Spiritualité Chrétienne

Spiritualité Chrétienne

Saint John Fisher (2e partie)

Saint John Fisher, 2e partie

Exhortation Spirituelle


écrite par John Fisher, Evêque de Rochester, à sa soeur Elisabeth, quand il était prisonnier à la Tour de Londres. Ouvrage très nécessaire et convenable pour tous ceux qui veulent mener une vie vertueuse, et aussi très propre à les avertir d'être toujours prêts à mourir. L'auteur est censé écrire sous la menace d'une mort soudaine.


« Ma soeur Élisabeth, quand l'âme est inerte, sans vigueur de dévotion, sans goût pour la prière ni pour toute autre bonne oeuvre, le remède le plus efficace est de l'exciter et de l'animer, par une féconde méditation, à Vivre une vie bonne et vertueuse. Voilà pourquoi j'ai écrit à votre intention la méditation qui suit. Je vous prie, par égard pour moi, et en vue même du bien de votre âme, de la lire dans les moments où vous vous sentirez plus appesantie et lente aux bonnes oeuvres. C'est une sorte de lamentation, de plainte douloureuse, au sujet d'une personne qui a rencontré prématurément la mort, comme il peut arriver à toute créature, car nous n'avons là-dessus, dans notre vie terrestre, nulle assurance.

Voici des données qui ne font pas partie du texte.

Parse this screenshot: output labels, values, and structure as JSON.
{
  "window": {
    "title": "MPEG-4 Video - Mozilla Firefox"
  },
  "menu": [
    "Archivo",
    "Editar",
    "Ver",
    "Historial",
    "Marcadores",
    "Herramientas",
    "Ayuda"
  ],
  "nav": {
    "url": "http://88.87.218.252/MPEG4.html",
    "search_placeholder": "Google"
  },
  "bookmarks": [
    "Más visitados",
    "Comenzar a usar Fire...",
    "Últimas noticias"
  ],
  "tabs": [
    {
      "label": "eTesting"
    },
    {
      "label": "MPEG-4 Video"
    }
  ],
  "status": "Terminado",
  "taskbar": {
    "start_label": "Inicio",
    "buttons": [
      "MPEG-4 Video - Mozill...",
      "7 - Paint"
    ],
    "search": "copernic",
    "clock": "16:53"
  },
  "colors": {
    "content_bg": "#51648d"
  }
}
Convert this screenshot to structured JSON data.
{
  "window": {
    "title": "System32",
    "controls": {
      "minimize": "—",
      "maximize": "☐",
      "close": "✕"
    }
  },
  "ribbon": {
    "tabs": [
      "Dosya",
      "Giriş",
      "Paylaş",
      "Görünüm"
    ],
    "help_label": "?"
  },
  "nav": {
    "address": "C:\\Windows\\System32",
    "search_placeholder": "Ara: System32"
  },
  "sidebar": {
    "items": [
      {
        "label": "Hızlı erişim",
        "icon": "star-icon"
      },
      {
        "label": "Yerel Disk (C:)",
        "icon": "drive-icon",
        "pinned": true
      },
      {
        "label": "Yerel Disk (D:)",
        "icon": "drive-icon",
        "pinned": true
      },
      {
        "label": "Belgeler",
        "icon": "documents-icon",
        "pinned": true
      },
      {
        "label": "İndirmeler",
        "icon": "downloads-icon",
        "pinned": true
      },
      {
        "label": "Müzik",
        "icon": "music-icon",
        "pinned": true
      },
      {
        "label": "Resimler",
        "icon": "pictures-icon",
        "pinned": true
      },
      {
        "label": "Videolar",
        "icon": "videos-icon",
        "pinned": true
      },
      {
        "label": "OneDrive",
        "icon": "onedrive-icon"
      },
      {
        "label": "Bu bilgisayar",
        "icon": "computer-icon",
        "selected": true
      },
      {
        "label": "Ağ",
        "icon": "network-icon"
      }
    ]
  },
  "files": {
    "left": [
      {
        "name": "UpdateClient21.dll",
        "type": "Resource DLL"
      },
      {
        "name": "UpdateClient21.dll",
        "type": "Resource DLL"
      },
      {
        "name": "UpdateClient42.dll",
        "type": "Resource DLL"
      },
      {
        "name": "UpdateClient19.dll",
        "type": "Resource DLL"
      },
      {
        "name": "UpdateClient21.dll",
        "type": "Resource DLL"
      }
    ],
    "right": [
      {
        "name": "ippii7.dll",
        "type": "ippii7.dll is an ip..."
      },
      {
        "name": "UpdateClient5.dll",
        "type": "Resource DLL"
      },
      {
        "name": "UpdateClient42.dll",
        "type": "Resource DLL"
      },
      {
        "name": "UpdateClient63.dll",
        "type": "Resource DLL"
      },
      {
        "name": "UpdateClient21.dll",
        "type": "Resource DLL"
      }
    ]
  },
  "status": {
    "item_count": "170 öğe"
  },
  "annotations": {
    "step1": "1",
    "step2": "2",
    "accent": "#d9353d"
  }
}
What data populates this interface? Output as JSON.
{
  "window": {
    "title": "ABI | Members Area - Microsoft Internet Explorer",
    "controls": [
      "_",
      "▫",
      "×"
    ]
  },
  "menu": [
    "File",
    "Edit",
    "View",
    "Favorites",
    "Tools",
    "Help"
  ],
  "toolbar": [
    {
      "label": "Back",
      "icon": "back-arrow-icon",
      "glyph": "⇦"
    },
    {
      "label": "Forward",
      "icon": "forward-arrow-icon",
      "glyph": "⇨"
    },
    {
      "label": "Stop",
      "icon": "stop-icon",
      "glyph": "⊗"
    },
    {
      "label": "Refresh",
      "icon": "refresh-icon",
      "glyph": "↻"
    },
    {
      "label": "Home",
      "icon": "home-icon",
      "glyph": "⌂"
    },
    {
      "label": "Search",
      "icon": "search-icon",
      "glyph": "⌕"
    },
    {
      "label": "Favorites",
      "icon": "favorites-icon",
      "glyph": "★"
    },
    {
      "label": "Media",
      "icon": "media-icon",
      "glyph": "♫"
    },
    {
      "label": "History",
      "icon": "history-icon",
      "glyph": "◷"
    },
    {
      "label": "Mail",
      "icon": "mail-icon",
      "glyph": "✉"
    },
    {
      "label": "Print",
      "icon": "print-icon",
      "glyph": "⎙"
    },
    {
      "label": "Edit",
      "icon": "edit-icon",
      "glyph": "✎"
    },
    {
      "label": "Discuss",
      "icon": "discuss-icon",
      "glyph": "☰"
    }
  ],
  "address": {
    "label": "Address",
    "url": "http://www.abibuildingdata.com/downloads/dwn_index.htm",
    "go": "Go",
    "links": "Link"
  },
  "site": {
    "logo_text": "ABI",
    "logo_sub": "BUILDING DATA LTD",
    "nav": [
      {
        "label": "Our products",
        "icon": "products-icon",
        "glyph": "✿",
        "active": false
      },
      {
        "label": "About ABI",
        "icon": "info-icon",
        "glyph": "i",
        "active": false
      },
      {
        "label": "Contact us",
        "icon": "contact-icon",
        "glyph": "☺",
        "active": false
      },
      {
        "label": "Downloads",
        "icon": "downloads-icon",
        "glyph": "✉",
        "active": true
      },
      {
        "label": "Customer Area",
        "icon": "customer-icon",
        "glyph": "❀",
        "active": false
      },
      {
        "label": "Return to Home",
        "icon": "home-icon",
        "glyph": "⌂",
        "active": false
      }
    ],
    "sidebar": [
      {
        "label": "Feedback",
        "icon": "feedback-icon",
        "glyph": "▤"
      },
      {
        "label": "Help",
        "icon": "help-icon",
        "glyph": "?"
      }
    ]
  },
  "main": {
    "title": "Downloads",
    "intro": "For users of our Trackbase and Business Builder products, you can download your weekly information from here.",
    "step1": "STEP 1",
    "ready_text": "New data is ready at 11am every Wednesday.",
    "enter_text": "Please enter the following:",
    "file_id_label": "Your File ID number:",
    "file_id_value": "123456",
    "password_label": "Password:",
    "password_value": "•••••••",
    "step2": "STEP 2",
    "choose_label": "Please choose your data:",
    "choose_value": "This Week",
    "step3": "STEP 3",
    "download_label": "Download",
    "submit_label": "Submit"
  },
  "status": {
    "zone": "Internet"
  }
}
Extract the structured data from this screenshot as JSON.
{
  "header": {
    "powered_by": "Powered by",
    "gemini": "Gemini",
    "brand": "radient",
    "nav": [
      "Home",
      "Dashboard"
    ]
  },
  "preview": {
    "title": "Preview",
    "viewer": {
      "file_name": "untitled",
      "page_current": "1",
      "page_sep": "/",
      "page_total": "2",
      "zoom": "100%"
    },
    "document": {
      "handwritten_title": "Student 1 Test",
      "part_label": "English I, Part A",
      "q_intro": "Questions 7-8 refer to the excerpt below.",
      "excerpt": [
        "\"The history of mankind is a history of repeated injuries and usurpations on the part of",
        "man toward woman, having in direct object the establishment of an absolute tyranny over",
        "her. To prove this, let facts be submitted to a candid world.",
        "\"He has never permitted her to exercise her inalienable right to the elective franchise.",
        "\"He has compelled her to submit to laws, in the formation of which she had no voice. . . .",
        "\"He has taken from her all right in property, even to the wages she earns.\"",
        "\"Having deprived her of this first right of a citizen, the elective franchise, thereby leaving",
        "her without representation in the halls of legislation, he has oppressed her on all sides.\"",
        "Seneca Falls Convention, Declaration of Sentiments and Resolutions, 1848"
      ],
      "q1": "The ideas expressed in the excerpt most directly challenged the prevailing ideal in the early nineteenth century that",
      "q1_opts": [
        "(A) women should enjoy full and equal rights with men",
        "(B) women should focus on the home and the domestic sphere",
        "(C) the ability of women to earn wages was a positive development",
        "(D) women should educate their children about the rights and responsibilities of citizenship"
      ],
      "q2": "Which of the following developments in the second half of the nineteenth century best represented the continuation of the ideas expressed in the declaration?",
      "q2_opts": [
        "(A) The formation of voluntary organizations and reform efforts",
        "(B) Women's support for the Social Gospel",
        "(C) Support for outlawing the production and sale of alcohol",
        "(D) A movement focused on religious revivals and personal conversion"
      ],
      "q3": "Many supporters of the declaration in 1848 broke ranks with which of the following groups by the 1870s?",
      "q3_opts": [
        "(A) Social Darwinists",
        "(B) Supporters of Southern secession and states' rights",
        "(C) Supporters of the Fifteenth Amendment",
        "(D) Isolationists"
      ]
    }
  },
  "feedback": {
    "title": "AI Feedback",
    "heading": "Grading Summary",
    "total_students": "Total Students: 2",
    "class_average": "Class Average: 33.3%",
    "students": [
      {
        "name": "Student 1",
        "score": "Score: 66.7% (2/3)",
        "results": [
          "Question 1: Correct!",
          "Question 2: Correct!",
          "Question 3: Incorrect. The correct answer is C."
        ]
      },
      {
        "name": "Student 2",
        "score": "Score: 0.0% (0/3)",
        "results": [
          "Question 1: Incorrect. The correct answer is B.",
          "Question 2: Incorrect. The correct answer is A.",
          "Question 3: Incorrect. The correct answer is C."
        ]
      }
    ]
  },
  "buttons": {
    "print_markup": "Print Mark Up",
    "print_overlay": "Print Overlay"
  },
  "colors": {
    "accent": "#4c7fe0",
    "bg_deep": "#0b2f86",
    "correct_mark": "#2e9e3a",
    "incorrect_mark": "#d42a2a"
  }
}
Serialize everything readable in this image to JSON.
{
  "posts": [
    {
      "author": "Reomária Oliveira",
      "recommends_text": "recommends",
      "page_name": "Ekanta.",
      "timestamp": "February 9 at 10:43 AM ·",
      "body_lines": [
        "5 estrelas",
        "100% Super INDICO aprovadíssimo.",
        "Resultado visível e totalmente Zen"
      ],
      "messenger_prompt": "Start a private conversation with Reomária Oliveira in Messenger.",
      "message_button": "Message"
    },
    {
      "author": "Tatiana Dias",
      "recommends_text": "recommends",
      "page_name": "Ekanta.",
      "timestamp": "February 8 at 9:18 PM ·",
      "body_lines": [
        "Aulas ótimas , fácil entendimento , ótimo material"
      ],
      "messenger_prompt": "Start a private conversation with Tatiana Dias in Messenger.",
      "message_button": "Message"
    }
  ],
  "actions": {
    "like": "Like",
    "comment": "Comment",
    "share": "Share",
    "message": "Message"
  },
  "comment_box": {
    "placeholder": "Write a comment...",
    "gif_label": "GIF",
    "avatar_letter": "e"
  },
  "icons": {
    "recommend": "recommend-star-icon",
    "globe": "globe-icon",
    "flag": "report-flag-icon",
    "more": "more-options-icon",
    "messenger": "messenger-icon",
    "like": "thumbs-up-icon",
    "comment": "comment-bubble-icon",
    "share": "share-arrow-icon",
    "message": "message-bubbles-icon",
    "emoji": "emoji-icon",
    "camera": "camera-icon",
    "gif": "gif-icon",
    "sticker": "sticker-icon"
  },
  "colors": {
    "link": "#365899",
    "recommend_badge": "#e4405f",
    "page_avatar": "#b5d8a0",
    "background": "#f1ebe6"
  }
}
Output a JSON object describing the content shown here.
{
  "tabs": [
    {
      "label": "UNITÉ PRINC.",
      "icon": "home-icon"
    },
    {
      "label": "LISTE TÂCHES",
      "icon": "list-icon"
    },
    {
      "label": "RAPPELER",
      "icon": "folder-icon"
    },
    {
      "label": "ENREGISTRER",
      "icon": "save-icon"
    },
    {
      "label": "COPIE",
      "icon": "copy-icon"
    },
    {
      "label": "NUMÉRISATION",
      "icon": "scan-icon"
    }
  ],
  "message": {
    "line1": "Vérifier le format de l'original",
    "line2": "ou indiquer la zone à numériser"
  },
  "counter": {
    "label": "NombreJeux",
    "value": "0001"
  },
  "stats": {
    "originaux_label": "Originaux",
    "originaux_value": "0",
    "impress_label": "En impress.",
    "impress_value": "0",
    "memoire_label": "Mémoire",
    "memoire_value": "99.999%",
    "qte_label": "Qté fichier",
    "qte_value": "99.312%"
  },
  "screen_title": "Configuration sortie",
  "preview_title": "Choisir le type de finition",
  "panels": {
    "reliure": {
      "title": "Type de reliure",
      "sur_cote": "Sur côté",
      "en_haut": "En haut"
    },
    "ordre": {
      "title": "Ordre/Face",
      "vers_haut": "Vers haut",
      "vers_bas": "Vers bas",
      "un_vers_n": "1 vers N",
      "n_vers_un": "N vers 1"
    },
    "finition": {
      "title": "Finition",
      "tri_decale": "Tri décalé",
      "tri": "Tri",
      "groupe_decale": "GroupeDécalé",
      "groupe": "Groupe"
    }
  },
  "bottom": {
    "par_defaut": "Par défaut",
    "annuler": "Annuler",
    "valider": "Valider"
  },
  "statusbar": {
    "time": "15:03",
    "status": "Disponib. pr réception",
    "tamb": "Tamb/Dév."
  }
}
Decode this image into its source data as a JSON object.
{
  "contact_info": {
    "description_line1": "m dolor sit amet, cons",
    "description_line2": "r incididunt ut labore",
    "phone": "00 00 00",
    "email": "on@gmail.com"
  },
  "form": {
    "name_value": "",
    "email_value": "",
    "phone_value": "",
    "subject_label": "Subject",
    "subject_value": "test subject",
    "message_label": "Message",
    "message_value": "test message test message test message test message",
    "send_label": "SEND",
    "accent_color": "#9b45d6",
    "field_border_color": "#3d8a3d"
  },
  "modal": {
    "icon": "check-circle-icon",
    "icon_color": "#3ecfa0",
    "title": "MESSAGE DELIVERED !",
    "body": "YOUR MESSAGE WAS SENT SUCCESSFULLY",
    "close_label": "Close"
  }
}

« Si vous voulez tirer quelque profit de cette lecture, il vous faut observer trois règles. D'abord, lisant cette méditation, représentez-vous du mieux possible l'état d'un homme ou d'une femme soudain emporté et ravi par la mort ; imaginez ensuite que vous êtes pareillement remportée et qu'il faut sur-le-champ que vous mouriez, que votre âme quitte cette terre, abandonne votre corps mortel, pour ne jamais revenir faire satisfaction. En second lieu, ne lisez jamais cette méditation, que seule, toute seule, secrètement, là où vous y pourrez donner le plus d'attention, dans le moment du plus grand loisir, quand vous ne serez pas empêchée par d'autres pensées ou par quelque autre occupation. Si vous la lisez d'autre façon, elle perdra immédiatement la vertu et le pouvoir d'exciter et d'émouvoir votre âme quand vous désireriez le plus qu'elle fût émue. Enfin, quand vous aurez l'intention de la lire, il faudra d'abord élever votre esprit vers Dieu tout-puissant, et le prier que, par l'aide et le secours de sa grâce, cette lecture puisse créer en votre âme une vie bonne et vertueuse, selon sa volonté ; puis il faudra dire : Deus in adjutorium meum intende, Domine ad adjuvandum me festina. Gloria Patri etc. Laus tibi Domine Rex æternæ gloria. Amen. »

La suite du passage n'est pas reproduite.